These answers all seem overly complicated to me. We really don't need parent pointers or any auxiliary data structures like a stack. All we need to do is traverse the tree from the root in-order, set a flag as soon as we find the target node, and the next node in the tree that we visit will be the in order successor node. Here is a quick and dirty routine I wrote up.
Node* FindNextInorderSuccessor(Node* root, int target, bool& done)
{
if (!root)
return NULL;
// go left
Node* result = FindNextInorderSuccessor(root->left, target, done);
if (result)
return result;
// visit
if (done)
{
// flag is set, this must be our in-order successor node
return root;
}
else
{
if (root->value == target)
{
// found target node, set flag so that we stop at next node
done = true;
}
}
// go right
return FindNextInorderSuccessor(root->right, target, done);
}
JavaScript solution
- If the given node has a right node, then return the smallest node in the right subtree
- If not, then there are 2 possibilities:
- The given node is a left child of the parent node. If so, return the parent node. Otherwise, the given node is a right child of the parent node. If so, return the right child of the parent node
function nextNode(node) {
var nextLargest = null;
if (node.right != null) {
// Return the smallest item in the right subtree
nextLargest = node.right;
while (nextLargest.left !== null) {
nextLargest = nextLargest.left;
}
return nextLargest;
} else {
// Node is the left child of the parent
if (node === node.parent.left) return node.parent;
// Node is the right child of the parent
nextLargest = node.parent;
while (nextLargest.parent !== null && nextLargest !== nextLargest.parent.left) {
nextLargest = nextLargest.parent
}
return nextLargest.parent;
}
}
Doing this in Java
TreeNode getSuccessor(TreeNode treeNode) {
if (treeNode.right != null) {
return getLeftMostChild(treeNode.right);
} else {
TreeNode p = treeNode.parent;
while (p != null && treeNode == p.right) { // traverse upwards until there is no parent (at the last node of BST and when current treeNode is still the parent's right child
treeNode = p;
p = p.parent; // traverse upwards
}
return p; // returns the parent node
}
}
TreeNode getLeftMostChild(TreeNode treeNode) {
if (treeNode.left == null) {
return treeNode;
} else {
return getLeftMostChild(treeNode.left);
}
}
We can divide this in 3 cases:
If the node is a parent: In this case we find if it has a right node and traverse to the leftmost child of the right node. In case the right node has no children then the right node is its inorder successor. If there is no right node we need to move up the tree to find the inorder successor.

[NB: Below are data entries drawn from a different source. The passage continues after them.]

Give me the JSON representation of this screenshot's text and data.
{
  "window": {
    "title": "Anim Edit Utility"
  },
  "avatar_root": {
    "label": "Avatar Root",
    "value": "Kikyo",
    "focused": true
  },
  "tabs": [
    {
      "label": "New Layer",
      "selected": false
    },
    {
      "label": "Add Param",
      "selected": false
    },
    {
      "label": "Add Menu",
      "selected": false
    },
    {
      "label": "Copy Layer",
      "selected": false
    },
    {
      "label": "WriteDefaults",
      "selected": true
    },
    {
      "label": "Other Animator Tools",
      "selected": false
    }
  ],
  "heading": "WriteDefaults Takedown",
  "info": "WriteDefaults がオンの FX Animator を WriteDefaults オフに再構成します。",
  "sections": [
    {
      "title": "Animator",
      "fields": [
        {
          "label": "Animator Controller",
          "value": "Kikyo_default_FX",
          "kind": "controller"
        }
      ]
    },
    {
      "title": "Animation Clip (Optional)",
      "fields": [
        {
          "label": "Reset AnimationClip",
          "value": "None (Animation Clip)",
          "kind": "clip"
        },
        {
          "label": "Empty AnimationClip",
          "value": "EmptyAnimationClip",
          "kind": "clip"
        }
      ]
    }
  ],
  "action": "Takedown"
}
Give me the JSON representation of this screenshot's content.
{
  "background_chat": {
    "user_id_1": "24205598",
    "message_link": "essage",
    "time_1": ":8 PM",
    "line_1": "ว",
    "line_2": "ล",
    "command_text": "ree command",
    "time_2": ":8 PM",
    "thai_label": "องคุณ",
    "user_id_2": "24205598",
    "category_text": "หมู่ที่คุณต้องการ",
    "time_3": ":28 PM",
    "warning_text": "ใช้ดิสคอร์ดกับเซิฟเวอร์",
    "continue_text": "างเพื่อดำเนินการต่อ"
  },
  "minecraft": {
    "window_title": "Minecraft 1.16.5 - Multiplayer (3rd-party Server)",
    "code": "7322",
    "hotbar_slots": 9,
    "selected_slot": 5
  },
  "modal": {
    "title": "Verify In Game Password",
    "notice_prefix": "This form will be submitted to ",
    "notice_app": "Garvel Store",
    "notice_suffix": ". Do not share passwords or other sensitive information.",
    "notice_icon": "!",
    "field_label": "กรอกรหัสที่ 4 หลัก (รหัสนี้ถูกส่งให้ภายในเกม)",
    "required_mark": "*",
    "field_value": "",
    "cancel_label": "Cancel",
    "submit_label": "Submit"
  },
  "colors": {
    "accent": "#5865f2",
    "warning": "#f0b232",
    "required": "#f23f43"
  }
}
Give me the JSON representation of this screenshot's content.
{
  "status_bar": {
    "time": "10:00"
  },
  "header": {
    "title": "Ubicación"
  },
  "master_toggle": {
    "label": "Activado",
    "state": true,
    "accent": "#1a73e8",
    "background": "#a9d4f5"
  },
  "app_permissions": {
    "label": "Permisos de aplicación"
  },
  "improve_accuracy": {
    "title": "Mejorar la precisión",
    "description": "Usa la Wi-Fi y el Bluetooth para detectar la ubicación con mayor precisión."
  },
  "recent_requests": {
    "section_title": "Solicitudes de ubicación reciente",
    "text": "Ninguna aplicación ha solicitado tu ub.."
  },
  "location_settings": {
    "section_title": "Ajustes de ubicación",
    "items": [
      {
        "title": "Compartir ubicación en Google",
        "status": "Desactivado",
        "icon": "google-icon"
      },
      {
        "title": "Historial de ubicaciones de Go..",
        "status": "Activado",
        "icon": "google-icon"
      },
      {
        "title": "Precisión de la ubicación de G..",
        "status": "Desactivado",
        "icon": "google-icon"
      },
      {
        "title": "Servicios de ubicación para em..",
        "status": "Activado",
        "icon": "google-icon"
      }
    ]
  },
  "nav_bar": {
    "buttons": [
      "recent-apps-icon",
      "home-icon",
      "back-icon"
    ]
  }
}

If the node is a left child: In this case the parent is the inorder successor.
If the node (call it x) is a right child (of its immediate parent): We traverse up the tree until we find a node whose left subtree has x.
Extreme case: If the node is the rightmost corner node, there is no inorder successor.
Every "tutorial" that I checked on google and all answers in this thread uses the following logic: "If node doesn't have a right child then its in-order suc­ces­sor will be one of its ances­tors. Using par­ent link keep traveling up until you get the node which is the left child of its par­ent. Then this par­ent node will be the in-order successor."
This is the same as thinking "if my parent is bigger than me, then I am the left child" (property of a binary search tree). This means that you can simply walk up the parent chain until the above property is true. Which in my opinion results in a more elegant code.
I guess the reason why everyone is checking "am I the left child" by looking at branches instead of values in the code path that utilizes parent links comes from "borrowing" logic from the no-link-to-parent algorithm.
Also from the included code below we can see there is no need for stack data structure as suggested by other answers.
Following is a simple C++ function that works for both use-cases (with and without utilizing the link to parent).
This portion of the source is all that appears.